Researchers initially observe Kolmogorov-like turbulence, characterised by a broad range of eddy sizes and energy dissipation, before transitioning to Vinen-like scaling. Vinen scaling describes a regime where energy cascades primarily through interactions between vortices and the surrounding fluid, differing from the broader range of scales in Kolmogorov turbulence. This transition provides insight into how energy is dissipated and redistributed during a glitch event, demonstrating a parallel between the behaviour of quantum fluids and the dynamics of neutron stars.

A key finding centres on the identification of an anomalous secondary injection mechanism, driven primarily by pressure fluctuations within the fluid, which sustains turbulent fluctuations and contributes significantly to the observed glitch dynamics. This pressure-driven injection plays a vital role in maintaining turbulence, extending the duration of the glitch and influencing its magnitude, suggesting that turbulence in neutron star glitches is not solely reliant on vortex reconnections, where vortices break and rejoin, releasing energy.

By systematically varying the damping coefficient, researchers pinpoint an optimal regime for efficient energy transfer, establishing a crucial link between internal dissipation and glitch characteristics. This optimisation highlights the sensitivity of glitch events to internal dissipation.
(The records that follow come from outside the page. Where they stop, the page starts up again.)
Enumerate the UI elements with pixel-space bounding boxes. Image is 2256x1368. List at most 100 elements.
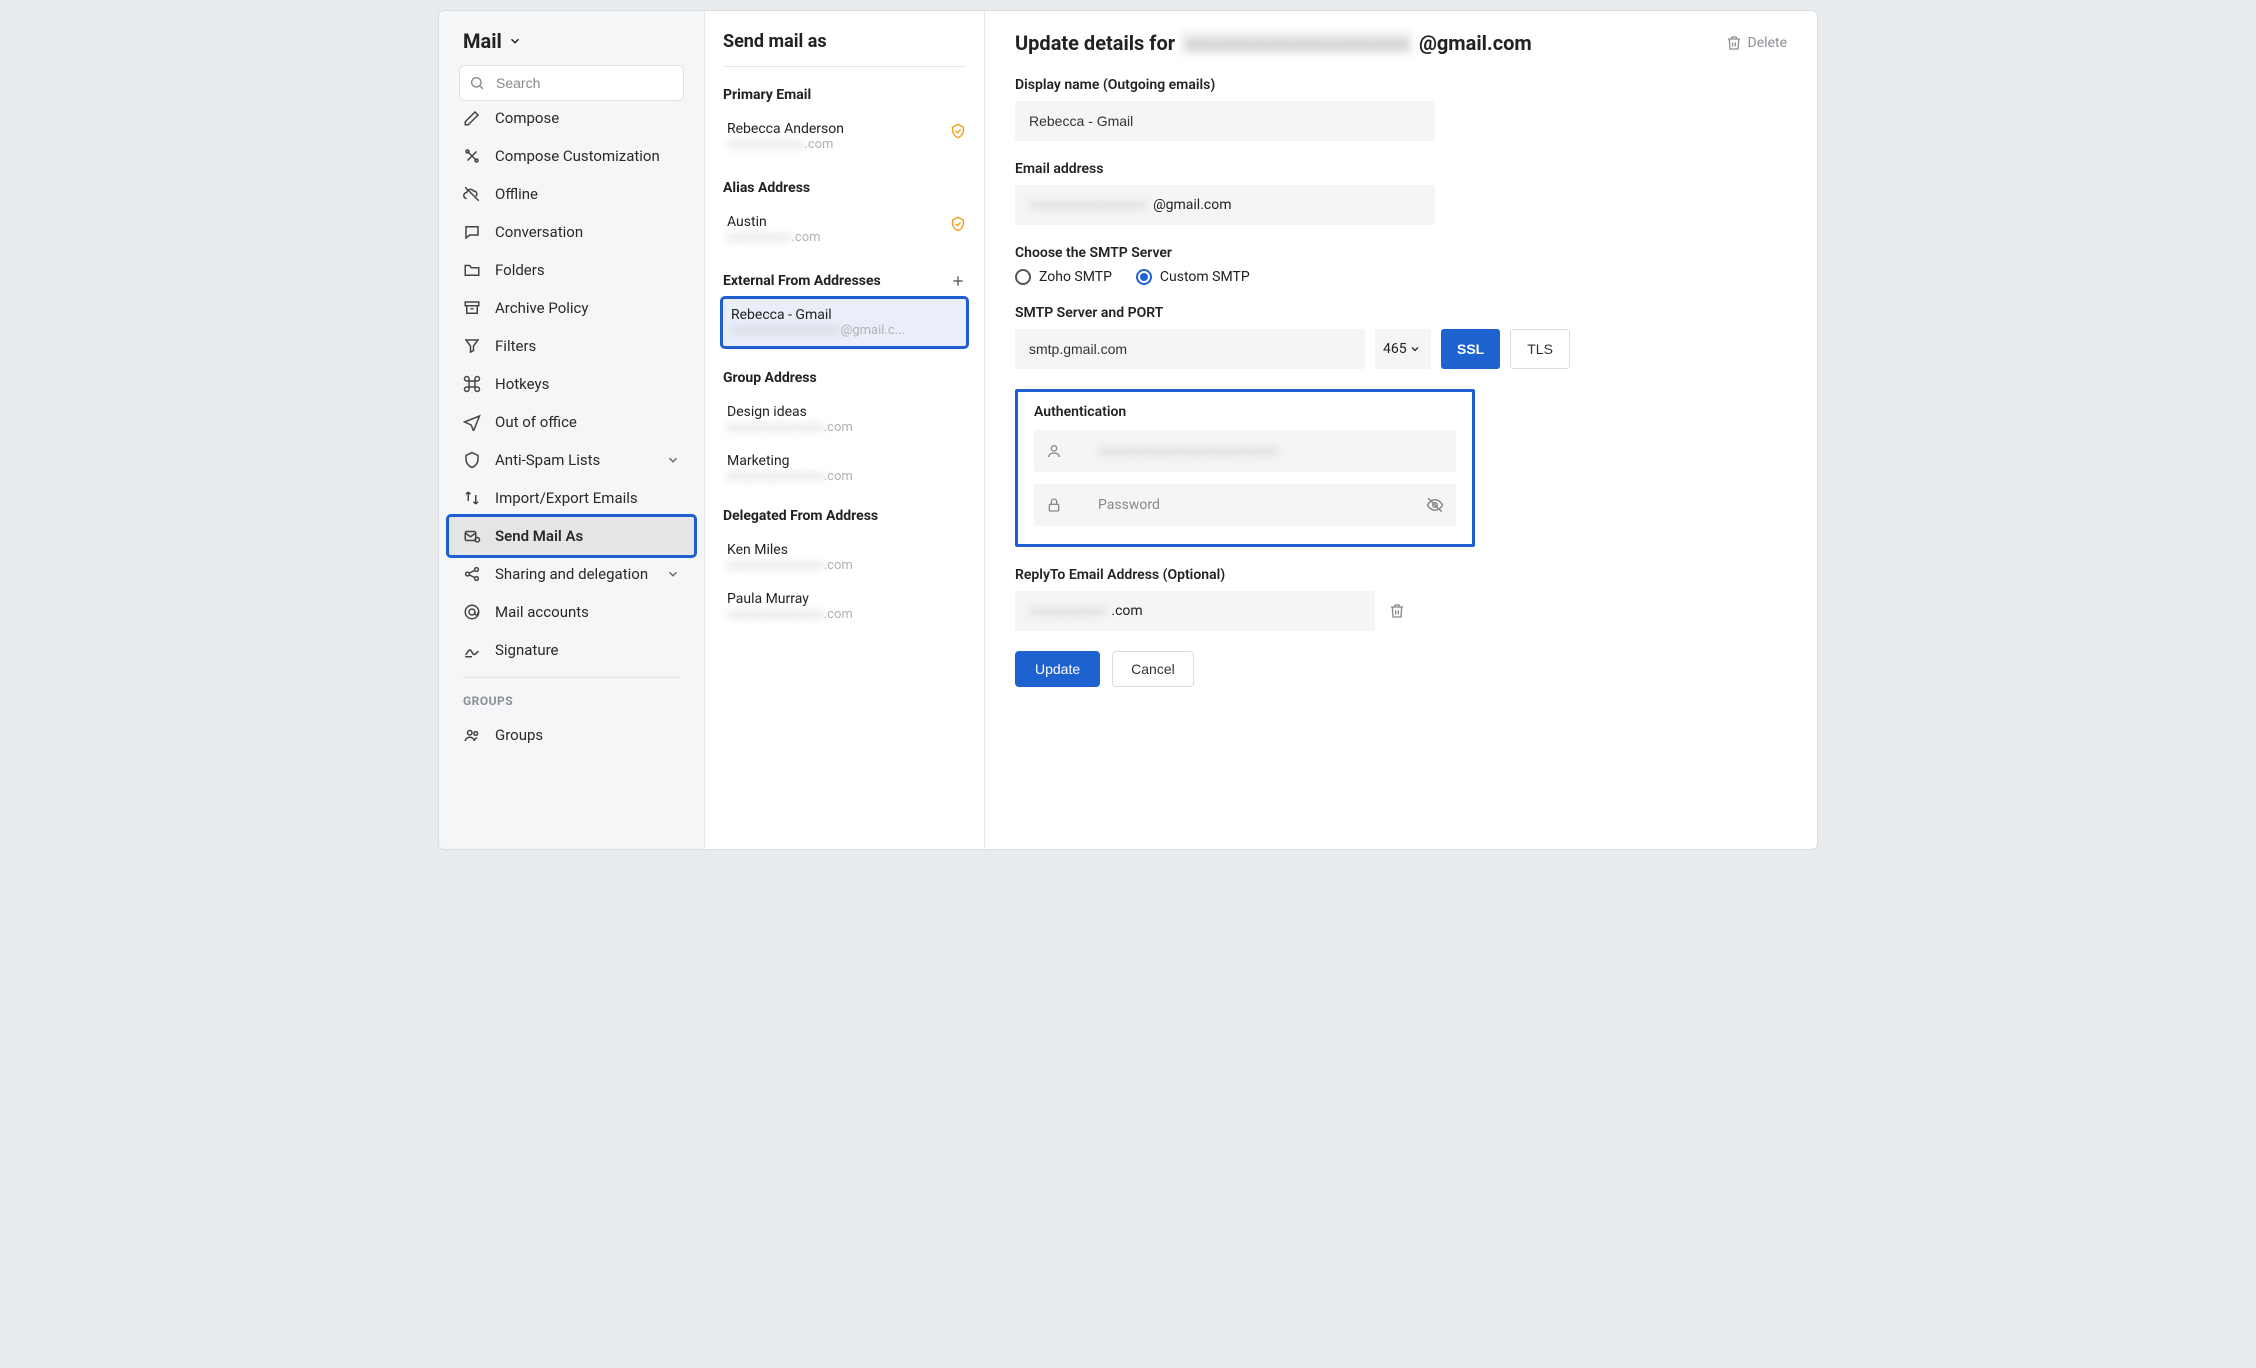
search-wrap bbox=[439, 65, 704, 111]
entry-email: xxxxxxxxxxxxxxx.com bbox=[727, 420, 962, 435]
nav-item-label: Sharing and delegation bbox=[495, 565, 648, 583]
replyto-input[interactable]: xxxxxxxxxxx.com bbox=[1015, 591, 1375, 631]
entry-email: xxxxxxxxxxxxxxx.com bbox=[727, 607, 962, 622]
nav-item-label: Anti-Spam Lists bbox=[495, 451, 600, 469]
nav-item-groups[interactable]: Groups bbox=[449, 716, 694, 754]
nav-item-compose[interactable]: Compose bbox=[449, 111, 694, 137]
entry-email: xxxxxxxxxxxxxxx.com bbox=[727, 558, 962, 573]
email-address-input[interactable]: xxxxxxxxxxxxxxxxx@gmail.com bbox=[1015, 185, 1435, 225]
list-entry[interactable]: Marketingxxxxxxxxxxxxxxx.com bbox=[723, 445, 966, 494]
list-entry[interactable]: Ken Milesxxxxxxxxxxxxxxx.com bbox=[723, 534, 966, 583]
trash-icon[interactable] bbox=[1389, 603, 1405, 619]
nav-item-offline[interactable]: Offline bbox=[449, 175, 694, 213]
nav-item-label: Groups bbox=[495, 726, 543, 744]
nav-item-mail-accounts[interactable]: Mail accounts bbox=[449, 593, 694, 631]
middle-panel: Send mail as Primary Email Rebecca Ander… bbox=[705, 11, 985, 849]
nav-item-conversation[interactable]: Conversation bbox=[449, 213, 694, 251]
nav-item-label: Conversation bbox=[495, 223, 583, 241]
search-input[interactable] bbox=[459, 65, 684, 101]
zoho-smtp-radio[interactable]: Zoho SMTP bbox=[1015, 269, 1112, 285]
tools-icon bbox=[463, 147, 481, 165]
app-title-text: Mail bbox=[463, 29, 502, 53]
external-from-label: External From Addresses bbox=[723, 273, 966, 289]
shield-icon bbox=[463, 451, 481, 469]
nav-item-label: Offline bbox=[495, 185, 538, 203]
plane-icon bbox=[463, 413, 481, 431]
nav-item-sharing-and-delegation[interactable]: Sharing and delegation bbox=[449, 555, 694, 593]
cancel-button[interactable]: Cancel bbox=[1112, 651, 1194, 687]
nav-item-import-export-emails[interactable]: Import/Export Emails bbox=[449, 479, 694, 517]
verified-shield-icon bbox=[950, 216, 966, 232]
nav-item-label: Hotkeys bbox=[495, 375, 549, 393]
list-entry[interactable]: Design ideasxxxxxxxxxxxxxxx.com bbox=[723, 396, 966, 445]
radio-icon bbox=[1015, 269, 1031, 285]
primary-email-label: Primary Email bbox=[723, 87, 966, 103]
verified-shield-icon bbox=[950, 123, 966, 139]
nav-item-label: Signature bbox=[495, 641, 559, 659]
entry-email: xxxxxxxxxx.com bbox=[727, 230, 962, 245]
middle-title: Send mail as bbox=[723, 31, 966, 52]
nav-item-archive-policy[interactable]: Archive Policy bbox=[449, 289, 694, 327]
tls-button[interactable]: TLS bbox=[1510, 329, 1570, 369]
sign-icon bbox=[463, 641, 481, 659]
add-external-icon[interactable] bbox=[950, 273, 966, 289]
app-title-dropdown[interactable]: Mail bbox=[463, 29, 680, 53]
display-name-input[interactable] bbox=[1015, 101, 1435, 141]
smtp-server-label: SMTP Server and PORT bbox=[1015, 305, 1787, 321]
nav-item-out-of-office[interactable]: Out of office bbox=[449, 403, 694, 441]
choose-smtp-label: Choose the SMTP Server bbox=[1015, 245, 1787, 261]
alias-address-label: Alias Address bbox=[723, 180, 966, 196]
updown-icon bbox=[463, 489, 481, 507]
update-button[interactable]: Update bbox=[1015, 651, 1100, 687]
nav-item-signature[interactable]: Signature bbox=[449, 631, 694, 669]
sendas-icon bbox=[463, 527, 481, 545]
funnel-icon bbox=[463, 337, 481, 355]
search-icon bbox=[469, 75, 485, 91]
entry-name: Rebecca - Gmail bbox=[731, 307, 958, 323]
nav-item-label: Archive Policy bbox=[495, 299, 589, 317]
nav-groups-heading: GROUPS bbox=[449, 686, 694, 716]
divider bbox=[723, 66, 966, 67]
delete-label: Delete bbox=[1748, 35, 1787, 51]
detail-pane: Update details for xxxxxxxxxxxxxxxxxxxxx… bbox=[985, 11, 1817, 849]
entry-name: Ken Miles bbox=[727, 542, 962, 558]
entry-email: xxxxxxxxxxxxxxxxx@gmail.c... bbox=[731, 323, 958, 338]
smtp-server-input[interactable] bbox=[1015, 329, 1365, 369]
chat-icon bbox=[463, 223, 481, 241]
sidebar: Mail ComposeCompose Customization Offline… bbox=[439, 11, 705, 849]
nav-item-compose-customization[interactable]: Compose Customization bbox=[449, 137, 694, 175]
primary-email-entry[interactable]: Rebecca Anderson xxxxxxxxxxxx.com bbox=[723, 113, 966, 162]
detail-title: Update details for xxxxxxxxxxxxxxxxxxxxx… bbox=[1015, 31, 1532, 55]
eye-off-icon[interactable] bbox=[1426, 496, 1444, 514]
lock-icon bbox=[1046, 497, 1062, 513]
custom-smtp-radio[interactable]: Custom SMTP bbox=[1136, 269, 1250, 285]
delete-button[interactable]: Delete bbox=[1726, 35, 1787, 51]
nav-item-hotkeys[interactable]: Hotkeys bbox=[449, 365, 694, 403]
at-icon bbox=[463, 603, 481, 621]
compose-icon bbox=[463, 111, 481, 127]
nav-item-label: Out of office bbox=[495, 413, 577, 431]
nav-item-folders[interactable]: Folders bbox=[449, 251, 694, 289]
ssl-button[interactable]: SSL bbox=[1441, 329, 1500, 369]
groups-icon bbox=[463, 726, 481, 744]
entry-name: Paula Murray bbox=[727, 591, 962, 607]
nav-item-filters[interactable]: Filters bbox=[449, 327, 694, 365]
share-icon bbox=[463, 565, 481, 583]
display-name-label: Display name (Outgoing emails) bbox=[1015, 77, 1787, 93]
auth-label: Authentication bbox=[1034, 404, 1456, 420]
auth-username-input[interactable]: xxxxxxxxxxxxxxxxxxxxxxxxxx bbox=[1034, 430, 1456, 472]
alias-entry[interactable]: Austin xxxxxxxxxx.com bbox=[723, 206, 966, 255]
external-entry[interactable]: Rebecca - Gmail xxxxxxxxxxxxxxxxx@gmail.… bbox=[723, 299, 966, 346]
nav-item-send-mail-as[interactable]: Send Mail As bbox=[449, 517, 694, 555]
email-address-label: Email address bbox=[1015, 161, 1787, 177]
auth-password-input[interactable]: Password bbox=[1034, 484, 1456, 526]
smtp-port-select[interactable]: 465 bbox=[1375, 329, 1431, 369]
list-entry[interactable]: Paula Murrayxxxxxxxxxxxxxxx.com bbox=[723, 583, 966, 632]
group-address-label: Group Address bbox=[723, 370, 966, 386]
entry-name: Rebecca Anderson bbox=[727, 121, 962, 137]
nav-item-label: Filters bbox=[495, 337, 536, 355]
nav-item-anti-spam-lists[interactable]: Anti-Spam Lists bbox=[449, 441, 694, 479]
entry-email: xxxxxxxxxxxxxxx.com bbox=[727, 469, 962, 484]
entry-name: Austin bbox=[727, 214, 962, 230]
chevron-down-icon bbox=[508, 34, 522, 48]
It provides constraints on the physical properties of the neutron star’s crust and core, allowing for more accurate modelling of these complex systems. The identified regime offers a valuable benchmark for future modelling efforts, guiding the development of more realistic simulations.

The use of a rotating BEC, incorporating both damping and a pinning potential to simulate the neutron star crust, represents a robust analogue system, allowing for controlled experimentation and detailed analysis of the underlying physics. This approach enables researchers to isolate and study the key processes driving glitch dynamics, which would be impossible to achieve directly with astronomical observations.

Future work should focus on extending the two-dimensional model to three dimensions to more accurately represent the complex geometry of neutron stars, thereby enhancing the realism of the simulations. Investigating the effects of rotation and magnetic fields on the turbulent cascade will further refine the model and provide a more complete understanding of the dynamics of neutron star interiors. Exploring the role of different types of vortices and their interactions will also be crucial for advancing our knowledge of glitch dynamics.

Researchers should also investigate the potential for using machine learning techniques to analyse the vast amounts of data generated by these simulations, accelerating the discovery of new insights and improving the accuracy of the models. Developing more sophisticated numerical methods will also be crucial for capturing the complex physics of neutron star interiors.

The ongoing research promises to unlock new insights into the fundamental physics of neutron stars, shedding light on the behaviour of matter under extreme conditions and advancing our understanding of the universe. By combining theoretical modelling, laboratory experiments, and observational data, scientists are making significant progress in unravelling the mysteries of these enigmatic objects.